Sarà dunque procedibile il fatto? Egli è certo che per constituire un delitto in faccia alla legge penale richiedesi che concorra nell’autore la pravità d’intezione nell’azione che commete.

Il Bortoli era riscaldato dall’ira: egli non mirava che ad isfogar la sua collera, perché si sentiva punto nell’onore, come accusato di maldicente verso il capo delle guardie ed esposto anche a rigorose misure se quelle sue acuse si fossero comprovate.

Vedeva nella Lavarda la sua accusatrice: ei la trattava da spia e qui irrompeva in bestemmie. La sua volontà non era certo diretta contro l’autore di suoi giorni, ma contro la femina che riteneva la sua manifestatrice.

Le sue parole non erano quindi che contro di lei. Se offese il suo parlare la divinità, egli certo non mirava nella sua intenzione ad offenderla.
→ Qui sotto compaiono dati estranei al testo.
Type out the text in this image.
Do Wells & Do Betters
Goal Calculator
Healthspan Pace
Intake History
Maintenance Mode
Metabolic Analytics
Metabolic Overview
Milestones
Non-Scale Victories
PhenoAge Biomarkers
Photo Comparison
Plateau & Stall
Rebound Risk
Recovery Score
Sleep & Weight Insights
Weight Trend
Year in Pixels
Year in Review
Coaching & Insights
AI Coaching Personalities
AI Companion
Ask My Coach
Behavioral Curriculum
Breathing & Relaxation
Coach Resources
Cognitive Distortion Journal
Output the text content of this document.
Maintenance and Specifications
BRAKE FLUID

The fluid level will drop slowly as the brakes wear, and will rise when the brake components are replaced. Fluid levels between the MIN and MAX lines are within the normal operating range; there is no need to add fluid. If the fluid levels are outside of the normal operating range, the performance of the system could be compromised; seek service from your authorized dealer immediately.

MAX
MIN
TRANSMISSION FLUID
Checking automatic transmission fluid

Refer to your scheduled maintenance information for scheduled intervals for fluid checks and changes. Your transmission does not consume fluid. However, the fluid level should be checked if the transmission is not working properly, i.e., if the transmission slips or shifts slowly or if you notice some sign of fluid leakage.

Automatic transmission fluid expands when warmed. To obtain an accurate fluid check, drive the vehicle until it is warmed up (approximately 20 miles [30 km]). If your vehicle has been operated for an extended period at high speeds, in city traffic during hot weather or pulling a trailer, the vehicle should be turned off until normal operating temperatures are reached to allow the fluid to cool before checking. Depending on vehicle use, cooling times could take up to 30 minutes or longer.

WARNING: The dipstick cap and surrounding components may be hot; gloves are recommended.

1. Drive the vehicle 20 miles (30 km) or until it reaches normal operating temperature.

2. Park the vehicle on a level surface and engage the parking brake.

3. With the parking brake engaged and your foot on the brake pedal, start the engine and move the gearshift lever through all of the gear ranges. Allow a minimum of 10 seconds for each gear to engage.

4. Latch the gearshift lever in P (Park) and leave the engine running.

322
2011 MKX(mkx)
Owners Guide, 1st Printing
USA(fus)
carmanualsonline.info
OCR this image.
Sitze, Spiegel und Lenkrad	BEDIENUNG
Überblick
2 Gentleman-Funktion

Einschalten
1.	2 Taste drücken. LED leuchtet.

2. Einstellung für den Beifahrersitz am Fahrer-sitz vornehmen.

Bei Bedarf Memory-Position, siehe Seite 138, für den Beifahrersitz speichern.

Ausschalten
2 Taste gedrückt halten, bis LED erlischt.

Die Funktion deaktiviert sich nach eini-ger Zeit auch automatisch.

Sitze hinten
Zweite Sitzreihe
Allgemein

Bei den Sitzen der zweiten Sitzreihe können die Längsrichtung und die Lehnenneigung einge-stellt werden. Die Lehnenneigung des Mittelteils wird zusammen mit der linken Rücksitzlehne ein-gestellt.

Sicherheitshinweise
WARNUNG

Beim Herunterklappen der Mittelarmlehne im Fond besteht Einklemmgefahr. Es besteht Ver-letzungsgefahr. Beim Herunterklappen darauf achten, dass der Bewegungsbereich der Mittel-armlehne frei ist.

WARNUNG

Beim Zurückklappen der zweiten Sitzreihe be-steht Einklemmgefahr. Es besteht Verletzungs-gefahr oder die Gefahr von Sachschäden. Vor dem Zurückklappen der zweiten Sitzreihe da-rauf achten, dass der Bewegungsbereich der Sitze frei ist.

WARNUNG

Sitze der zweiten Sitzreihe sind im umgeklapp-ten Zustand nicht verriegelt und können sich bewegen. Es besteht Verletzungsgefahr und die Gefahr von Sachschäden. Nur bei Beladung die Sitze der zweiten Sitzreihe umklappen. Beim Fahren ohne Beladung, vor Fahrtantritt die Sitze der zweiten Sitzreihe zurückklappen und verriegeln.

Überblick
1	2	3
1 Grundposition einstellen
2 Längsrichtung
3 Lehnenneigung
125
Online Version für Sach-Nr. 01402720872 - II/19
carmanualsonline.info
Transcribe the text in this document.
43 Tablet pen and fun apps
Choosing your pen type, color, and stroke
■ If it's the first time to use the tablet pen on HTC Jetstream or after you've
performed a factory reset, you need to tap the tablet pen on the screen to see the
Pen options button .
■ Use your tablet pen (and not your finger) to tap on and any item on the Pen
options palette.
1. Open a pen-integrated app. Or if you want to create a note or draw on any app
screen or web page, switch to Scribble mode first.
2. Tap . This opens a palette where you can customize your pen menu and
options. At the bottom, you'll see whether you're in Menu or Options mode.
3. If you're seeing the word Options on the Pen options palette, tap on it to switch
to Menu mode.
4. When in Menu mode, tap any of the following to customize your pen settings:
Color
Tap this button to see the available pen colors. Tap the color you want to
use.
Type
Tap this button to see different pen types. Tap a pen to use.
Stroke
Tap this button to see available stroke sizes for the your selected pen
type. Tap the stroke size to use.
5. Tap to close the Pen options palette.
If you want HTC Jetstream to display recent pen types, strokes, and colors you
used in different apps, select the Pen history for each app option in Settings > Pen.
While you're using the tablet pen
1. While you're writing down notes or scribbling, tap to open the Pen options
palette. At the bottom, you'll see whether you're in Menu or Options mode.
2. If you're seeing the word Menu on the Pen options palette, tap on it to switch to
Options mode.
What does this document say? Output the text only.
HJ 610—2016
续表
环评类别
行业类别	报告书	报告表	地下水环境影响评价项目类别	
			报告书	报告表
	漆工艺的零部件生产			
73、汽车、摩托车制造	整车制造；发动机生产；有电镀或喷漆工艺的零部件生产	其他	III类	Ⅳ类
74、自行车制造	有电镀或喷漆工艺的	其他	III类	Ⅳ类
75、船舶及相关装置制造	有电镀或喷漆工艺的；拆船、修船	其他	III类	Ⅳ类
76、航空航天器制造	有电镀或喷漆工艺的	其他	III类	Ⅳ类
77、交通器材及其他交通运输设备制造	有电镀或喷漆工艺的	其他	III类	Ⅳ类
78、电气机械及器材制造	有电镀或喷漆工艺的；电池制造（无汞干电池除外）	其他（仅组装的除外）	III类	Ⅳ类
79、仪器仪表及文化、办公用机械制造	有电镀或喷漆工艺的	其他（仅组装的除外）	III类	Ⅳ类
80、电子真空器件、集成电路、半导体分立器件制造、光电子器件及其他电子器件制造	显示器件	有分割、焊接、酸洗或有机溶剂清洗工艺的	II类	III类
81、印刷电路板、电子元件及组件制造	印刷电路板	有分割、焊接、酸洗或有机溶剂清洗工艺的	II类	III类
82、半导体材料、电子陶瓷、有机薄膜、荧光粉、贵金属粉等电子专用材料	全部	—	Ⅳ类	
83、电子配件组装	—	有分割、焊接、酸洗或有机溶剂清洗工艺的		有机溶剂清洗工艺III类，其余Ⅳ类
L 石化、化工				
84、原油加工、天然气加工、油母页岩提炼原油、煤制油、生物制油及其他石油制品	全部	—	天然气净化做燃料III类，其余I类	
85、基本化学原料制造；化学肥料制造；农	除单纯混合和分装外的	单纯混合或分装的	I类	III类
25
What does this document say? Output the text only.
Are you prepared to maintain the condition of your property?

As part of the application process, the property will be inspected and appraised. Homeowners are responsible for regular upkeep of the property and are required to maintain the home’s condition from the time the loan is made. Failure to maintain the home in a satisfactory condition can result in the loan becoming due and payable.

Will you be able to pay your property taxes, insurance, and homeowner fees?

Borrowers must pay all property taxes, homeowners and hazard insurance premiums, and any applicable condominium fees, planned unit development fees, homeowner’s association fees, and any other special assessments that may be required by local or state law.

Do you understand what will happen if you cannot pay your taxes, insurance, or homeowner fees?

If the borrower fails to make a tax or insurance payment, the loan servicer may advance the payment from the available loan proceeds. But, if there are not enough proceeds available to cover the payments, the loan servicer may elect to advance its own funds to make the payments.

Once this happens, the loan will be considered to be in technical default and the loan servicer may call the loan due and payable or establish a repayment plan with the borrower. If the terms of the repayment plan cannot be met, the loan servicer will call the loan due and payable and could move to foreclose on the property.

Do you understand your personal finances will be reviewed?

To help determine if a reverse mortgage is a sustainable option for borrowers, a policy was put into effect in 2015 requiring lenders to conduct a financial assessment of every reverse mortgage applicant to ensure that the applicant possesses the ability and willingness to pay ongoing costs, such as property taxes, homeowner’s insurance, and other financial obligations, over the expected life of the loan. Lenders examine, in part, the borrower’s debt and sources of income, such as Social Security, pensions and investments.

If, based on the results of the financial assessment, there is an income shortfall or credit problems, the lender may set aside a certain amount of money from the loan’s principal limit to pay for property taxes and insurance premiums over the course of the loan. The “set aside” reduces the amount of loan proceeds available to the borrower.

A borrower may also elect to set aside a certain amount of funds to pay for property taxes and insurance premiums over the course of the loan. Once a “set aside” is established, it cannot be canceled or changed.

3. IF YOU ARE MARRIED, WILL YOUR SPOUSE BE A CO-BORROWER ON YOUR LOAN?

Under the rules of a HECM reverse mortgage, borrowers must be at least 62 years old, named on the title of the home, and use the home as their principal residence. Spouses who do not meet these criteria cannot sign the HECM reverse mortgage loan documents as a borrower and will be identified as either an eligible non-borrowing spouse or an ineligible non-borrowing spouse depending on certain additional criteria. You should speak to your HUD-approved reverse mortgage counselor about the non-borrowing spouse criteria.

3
Quindi propongo che, non concorrendo nel fatto pravità d’intenzione nell’accusato Domenico Bortoli, si desista da ogni ulteriore investigazione criminale in titolo di perturbata religione; respinto lo stesso all’autorità commissariale che ne fece ricerca colla nota 24 agosto decorso numero 4501, con dichiararsi nulla osta […] di questo tribunale che sia posto lo stesso in immediata libertà.

Li 25 febbraio 1849

Fanzago

Conchiuso per maiora col relatore

Raccolta la votazione dal consiglier aulico presidente, il consigliere Marchesini osservava che la prava intenzione in questo genere di colpe ella è intrinseca, vale a dire compenetrata nella empietà della espressione, né occorre che sia provato il progetto di oltraggiare la divinità o divulgare la miscredenza, e perciò il votante riteneva delittuoso il fatto, specialmente dacchè consta che il prevenuto ubbriaco non fosse. Ed opinava di conseguenza per l’atto di accusa.

Il giudice sussidiario Ruggieri si uniformava pienamente al voto del relatore.

Il giudice sussidiario Meneghin disse che vedeva bensì la pravità d’intenzione, ma che non trovava la bestemmia ereticale, quella bestemmia che leva l’attributo alla divinità, e ciò perché, non avendo le parole proferite dal Bortoli un senso assoluto ed esclusivo alla divinità, ammettono quindi anche una diversa interpretazione, cosa tanto più spiegabile in quanto che nell’abuso abbominevole che si fa del volgo di quelle espressioni, si dee ritenere che il Bortoli seguisse piuttosto l’abitudine di una guasta educazione, di quello che la volontà di offendere Dio.

E quindi opinava non concorrere nel denunciato fatto gli estremi del delitto e doversi perciò desistere da ogni ulteriore investigazione criminale al confronto di Domenico Bortoli.

1 Il paragrafo cioè che prevedeva, insieme ai due successivi, il reato di perturbazione della religione. Tale reato veniva commesso da, recitava il Codice: “a) chi con parole, scritti o fatti bestemmia contro Dio; b) chi turba un esercizio di religione, ch’è in osservanza nello Stato, o chi con ingiuriosa violazione delle cose destinate al divin culto, o con altro qualunque fatto, detto o scritto, mostra pubblicamente disprezzo per la religione; chi osa sedurre un cristiano ad apostatare dal cristianesimo; d) chi si sforza di diffondere l’incredulità o di spargere una dottrina contraria alla religione cristiana o di fondare una setta”, cfr. Codice penale…, p. 39.